By the time the trekkers got to Kamloops they were cold, hungry and dispirited. Unlike Vancouver, no warm reception awaited them. Nothing had been done to prepare for their arrival: Mayor W. J. Moffatt and the chief of police flatly refused requests for help.

Kamloops had problems of its own with hordes of desperate, unemployed men in formal camps and informal “hobo jungles” says Mary Balf, former curator of the Kamloops Museum, in her book Kamloops 1914-1945. In one case, on May 1, 1931, men flocked into the city to complain about the poor conditions in these camps. Police closed the bridge from North Kamloops to limit the numbers.

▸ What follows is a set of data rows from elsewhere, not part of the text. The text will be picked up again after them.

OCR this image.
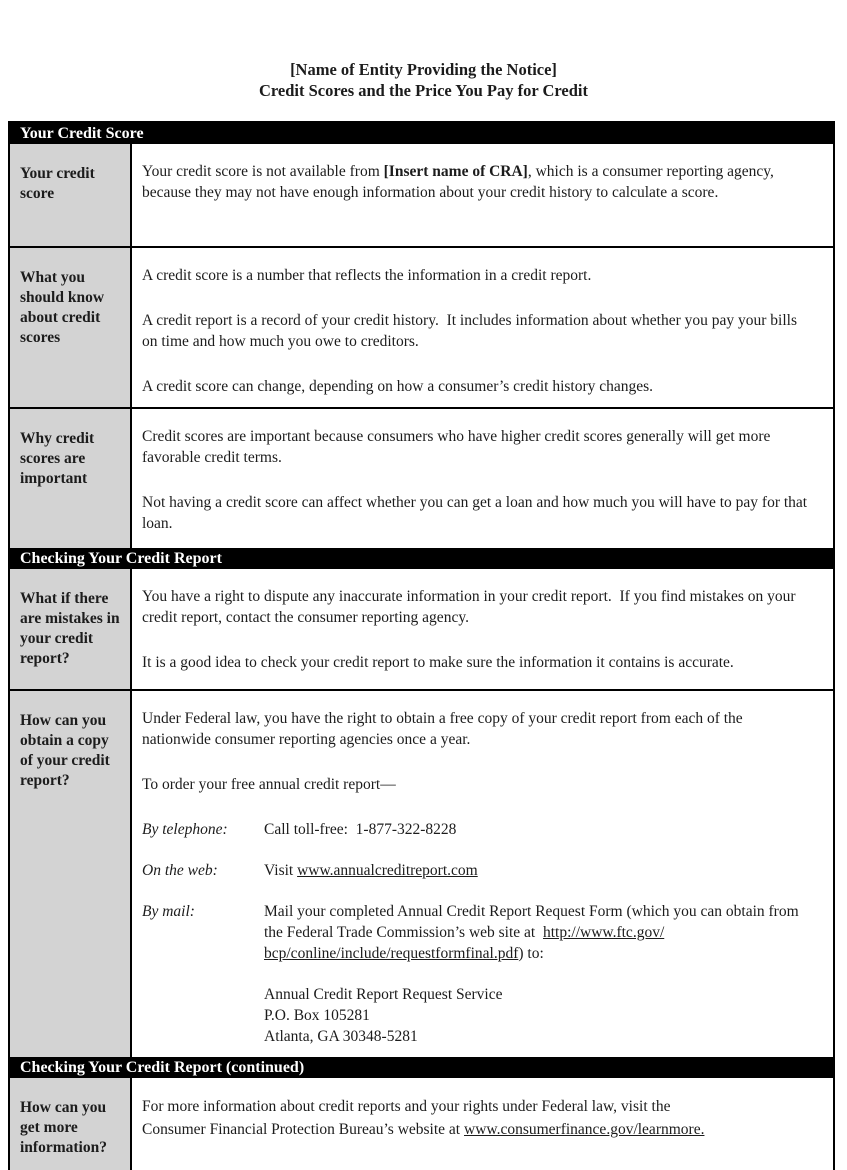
[Name of Entity Providing the Notice]
Credit Scores and the Price You Pay for Credit
Your Credit Score
Your credit score

Your credit score is not available from [Insert name of CRA], which is a consumer reporting agency, because they may not have enough information about your credit history to calculate a score.

What you should know about credit scores

A credit score is a number that reflects the information in a credit report.

A credit report is a record of your credit history.  It includes information about whether you pay your bills on time and how much you owe to creditors.

A credit score can change, depending on how a consumer’s credit history changes.

Why credit scores are important

Credit scores are important because consumers who have higher credit scores generally will get more favorable credit terms.

Not having a credit score can affect whether you can get a loan and how much you will have to pay for that loan.

Checking Your Credit Report
What if there are mistakes in your credit report?

You have a right to dispute any inaccurate information in your credit report.  If you find mistakes on your credit report, contact the consumer reporting agency.

It is a good idea to check your credit report to make sure the information it contains is accurate.

How can you obtain a copy of your credit report?

Under Federal law, you have the right to obtain a free copy of your credit report from each of the nationwide consumer reporting agencies once a year.

To order your free annual credit report—

By telephone:	Call toll-free:  1-877-322-8228
On the web:	Visit www.annualcreditreport.com
By mail:	Mail your completed Annual Credit Report Request Form (which you can obtain from the Federal Trade Commission’s web site at  http://www.ftc.gov/
bcp/conline/include/requestformfinal.pdf) to:
Annual Credit Report Request Service
P.O. Box 105281
Atlanta, GA 30348-5281
Checking Your Credit Report (continued)
How can you get more information?

For more information about credit reports and your rights under Federal law, visit the
Consumer Financial Protection Bureau’s website at www.consumerfinance.gov/learnmore.
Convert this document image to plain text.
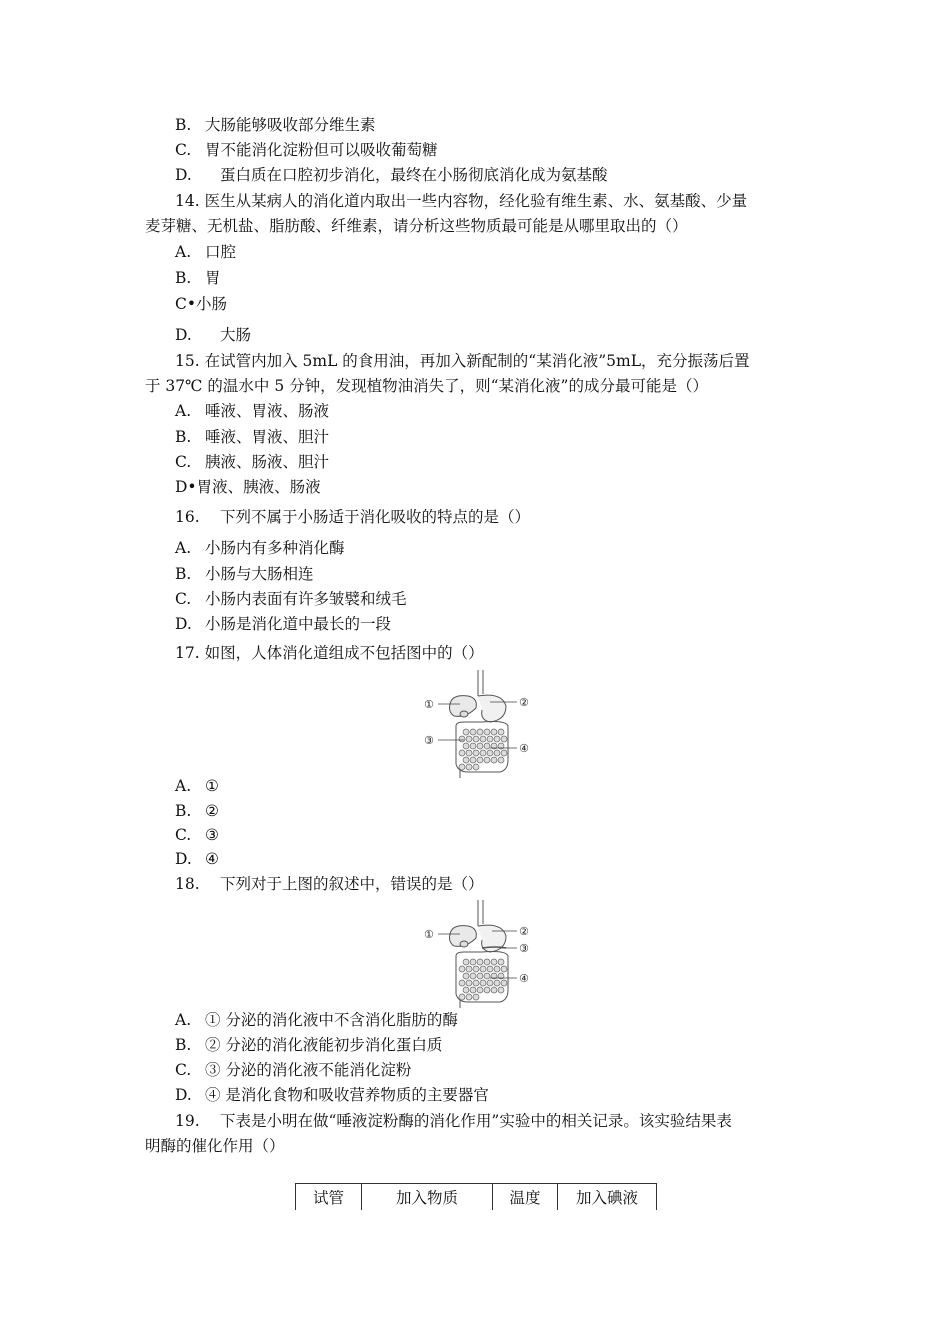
B. 大肠能够吸收部分维生素
C. 胃不能消化淀粉但可以吸收葡萄糖
D. 蛋白质在口腔初步消化，最终在小肠彻底消化成为氨基酸
14. 医生从某病人的消化道内取出一些内容物，经化验有维生素、水、氨基酸、少量
麦芽糖、无机盐、脂肪酸、纤维素，请分析这些物质最可能是从哪里取出的（）
A. 口腔
B. 胃
C•小肠
D. 大肠
15. 在试管内加入 5mL 的食用油，再加入新配制的“某消化液”5mL，充分振荡后置
于 37℃ 的温水中 5 分钟，发现植物油消失了，则“某消化液”的成分最可能是（）
A. 唾液、胃液、肠液
B. 唾液、胃液、胆汁
C. 胰液、肠液、胆汁
D•胃液、胰液、肠液
16. 下列不属于小肠适于消化吸收的特点的是（）
A. 小肠内有多种消化酶
B. 小肠与大肠相连
C. 小肠内表面有许多皱襞和绒毛
D. 小肠是消化道中最长的一段
17. 如图，人体消化道组成不包括图中的（）
①	②
③
④
A. ①
B. ②
C. ③
D. ④
18. 下列对于上图的叙述中，错误的是（）
①	②
③
④
A. ① 分泌的消化液中不含消化脂肪的酶
B. ② 分泌的消化液能初步消化蛋白质
C. ③ 分泌的消化液不能消化淀粉
D. ④ 是消化食物和吸收营养物质的主要器官
19. 下表是小明在做“唾液淀粉酶的消化作用”实验中的相关记录。该实验结果表
明酶的催化作用（）
试管	加入物质	温度	加入碘液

“The work camps continued rather haphazardly until the summer of 1936,” says Balf, “but never really worked well. . . frequently they were so badly managed that even the promised wages were not forthcoming.”

After 300 men joined the trekkers from Kamloops, they were revitalized. As word of the trekkers spread, they were soon regarded as folk heroes. Washtubs of stew awaited them when they arrived in Golden in June. Calgary citizens were struck by the youthful innocence of the men.

More men joined the trek in Alberta but not my father. He was in a camp in Jasper at the time building the national park. He never told me about the camp conditions in Jasper. Perhaps he preferred to forget the depression and the stigma of unemployment. Perhaps, like some of the projects in the U.S., the building of parks gave purpose to his work.

As the popularity of the heroic trekkers grew, the federal government began to worry that they might actually get to Ottawa. By the time they got to Regina, the feds decided they would go no further. On Dominion Day in 1935, Regina police and RCMP raided a rally attended by thousands of trekkers and supporters. A riot ensued with hundreds of injuries and two deaths.

The trek ended but not without a cost to the feds. In October of 1935, Bennett’s government was defeated. A year later the camps were closed down.